Common to both UDP-Lite and DCCP is the distinction between sender and receiver coverage:

the sender sets the actual checksum coverage used in the packets;
the receiver specifies a minimum coverage and discards packets which coverages less than this.

There are two routines to read and pretty-print the checksum coverage currently assigned on a socket:

    int  get_cscov(int sockfd, l4proto transport, int sender);	   /* just return the number (or error) */
    char *cscov_to_str(int sockfd, l4proto transport, int sender); /* pretty-print cscov semantics      */

Both are transport-layer independent, the second generates verbose information about the current coverage.

6. Protocol-type convenience functions

6.1 Feature-test functions

Since the number of transport protocols seems to continuously grow each year, there is space for feature-test functions:

	int	is_connection_oriented(const l4proto transport);
	int	is_connectionless(const l4proto transport);
	int	is_datagram_based(const l4proto transport);

TCP is connection-oriented and not datagram-based; UDP is connectionless and datagram-based (so is UDP-Lite), while DCCP is connection-oriented and datagram-based.

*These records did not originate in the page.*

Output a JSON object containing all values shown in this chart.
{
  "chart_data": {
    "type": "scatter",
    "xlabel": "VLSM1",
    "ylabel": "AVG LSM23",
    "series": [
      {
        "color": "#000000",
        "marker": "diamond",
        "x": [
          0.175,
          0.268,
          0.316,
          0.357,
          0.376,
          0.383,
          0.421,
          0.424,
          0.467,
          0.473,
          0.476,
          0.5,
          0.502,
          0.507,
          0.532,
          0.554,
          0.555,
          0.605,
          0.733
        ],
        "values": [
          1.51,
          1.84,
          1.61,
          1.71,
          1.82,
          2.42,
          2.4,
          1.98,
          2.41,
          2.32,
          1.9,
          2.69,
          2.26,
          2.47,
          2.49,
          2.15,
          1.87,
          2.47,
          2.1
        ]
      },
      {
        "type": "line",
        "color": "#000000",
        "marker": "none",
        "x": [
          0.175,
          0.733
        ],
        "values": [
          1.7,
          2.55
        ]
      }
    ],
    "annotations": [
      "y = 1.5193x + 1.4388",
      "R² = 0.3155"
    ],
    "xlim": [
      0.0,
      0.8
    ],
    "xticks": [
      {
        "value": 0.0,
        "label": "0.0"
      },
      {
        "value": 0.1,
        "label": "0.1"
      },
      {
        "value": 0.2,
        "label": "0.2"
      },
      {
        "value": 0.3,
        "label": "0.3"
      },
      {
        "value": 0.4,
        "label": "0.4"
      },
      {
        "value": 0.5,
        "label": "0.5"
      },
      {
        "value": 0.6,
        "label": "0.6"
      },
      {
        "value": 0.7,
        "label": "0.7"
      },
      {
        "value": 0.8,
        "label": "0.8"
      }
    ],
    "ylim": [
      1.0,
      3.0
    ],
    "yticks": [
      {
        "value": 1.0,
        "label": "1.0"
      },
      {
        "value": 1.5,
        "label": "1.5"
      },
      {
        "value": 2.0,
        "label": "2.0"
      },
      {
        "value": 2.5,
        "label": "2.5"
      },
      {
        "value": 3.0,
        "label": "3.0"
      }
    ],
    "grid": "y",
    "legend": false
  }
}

The next pair of functions determine the address family of the local (bind) and remote (connect) end of a socket:

	int 	local_AF(int sockfd);	/* returns AF_INET or AF_INET6 */
	int	remote_AF(int sockfd);	/* same but for the remote end */

Lastly, from the transport protocol derive other parameters often used in other library calls:

	int     sock_type(const l4proto transport);		/* SOCK_DGRAM | SOCK_STREAM | SOCK_DCCP */
	int    sock_level(const l4proto transport);		/* SOL_DCCP | SOL_UDPLITE | ... */

6.2 Printing information about a socket

Both the local and remote side of a socket have a `name', which can be queried using getsockname(2) and getpeername(2), respectively. Since addresses are no longer IPv4-only, this requires allocating a buffer and an call to getnameinfo(3); all of which is combined into the following functions:

	char	*local_name(int sockfd);	/* local end of sock */
	char	*remote_name(int sockfd);	/* remote end of sock */

	char	*host_and_port(struct sockaddr *sa, socklen_t len);

Each of these uses the `host#port' format. The last one pretty-prints v4/v6 socket structures.

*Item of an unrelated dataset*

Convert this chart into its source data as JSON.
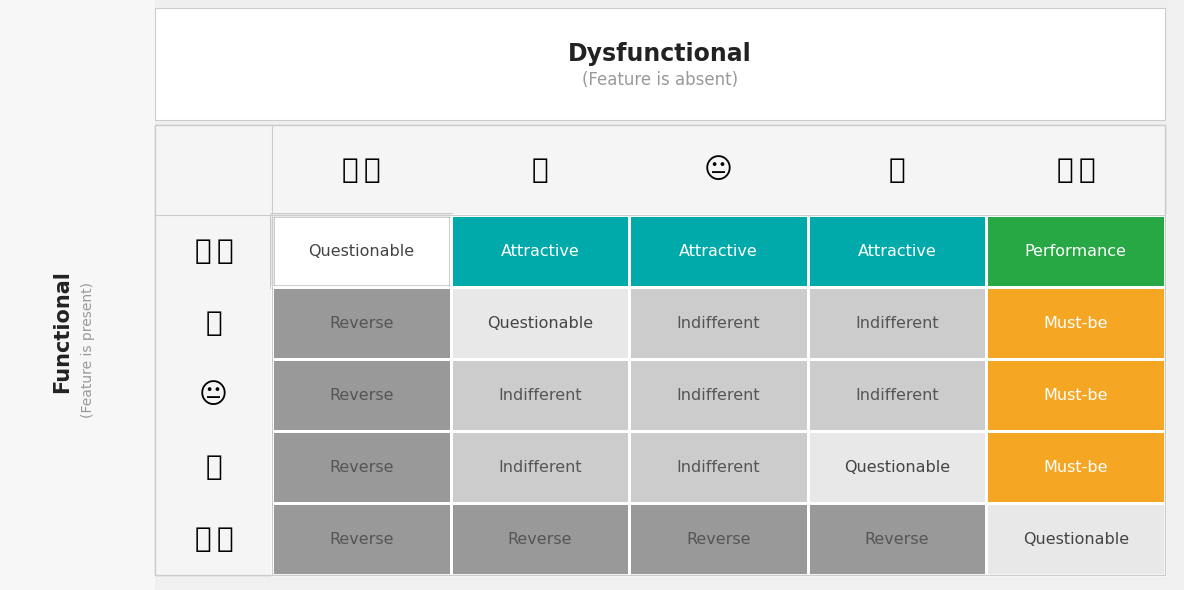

Finally, one can print the layer-3 and layer-4 protocols currently in use:

	const char	*ADDRESS_FAMILY(const int af);		/* prints AF_XXX */
	const char	*layer3_name(const af_type af);		/* v4-only | v6-only | both v4/v6 */
	const char	*layer4_name(const l4proto transport);	/* vernacular name of transport protocol */

7. Error handling

The following routines are well-known from the books by Stevens et al and have been adapted from the UNP library:

	void err_ret(const char fmt, ...);	/* non-fatal syscall error, continue	*/
	void err_sys(const char fmt, ...);	/* fatal syscall error, abort execution	*/
	void err_dump(const char fmt, ...);	/* fatal syscall error, dump core	*/

	void err_msg(const char fmt, ...);	/* same as fprintf(stder, ...)		*/
	void err_quit(const char fmt, ...);	/* same as err_msg(...); exit(1);	*/
	
	#define die(fmt, args...)		err_sys("%s: " fmt, __FUNCTION__, ##args)
	#define warn(args...)			err_ret("WARNING: " args)
	#define warnx(args...)			err_msg("WARNING: " args)

However, the main difference to the UNP routines is in the use of linux_strerror(), which is very useful for debugging - instead of just interpreting errno in perror(3) style, it additionally prints the errno, e.g. "EPERM: Operation not permitted".

Finally, getting tired to always test for NULL after calling malloc(3), here is a wrapper

	void 	*do_malloc(size_t size);

which does this automatically and complains if there is not enough memory available.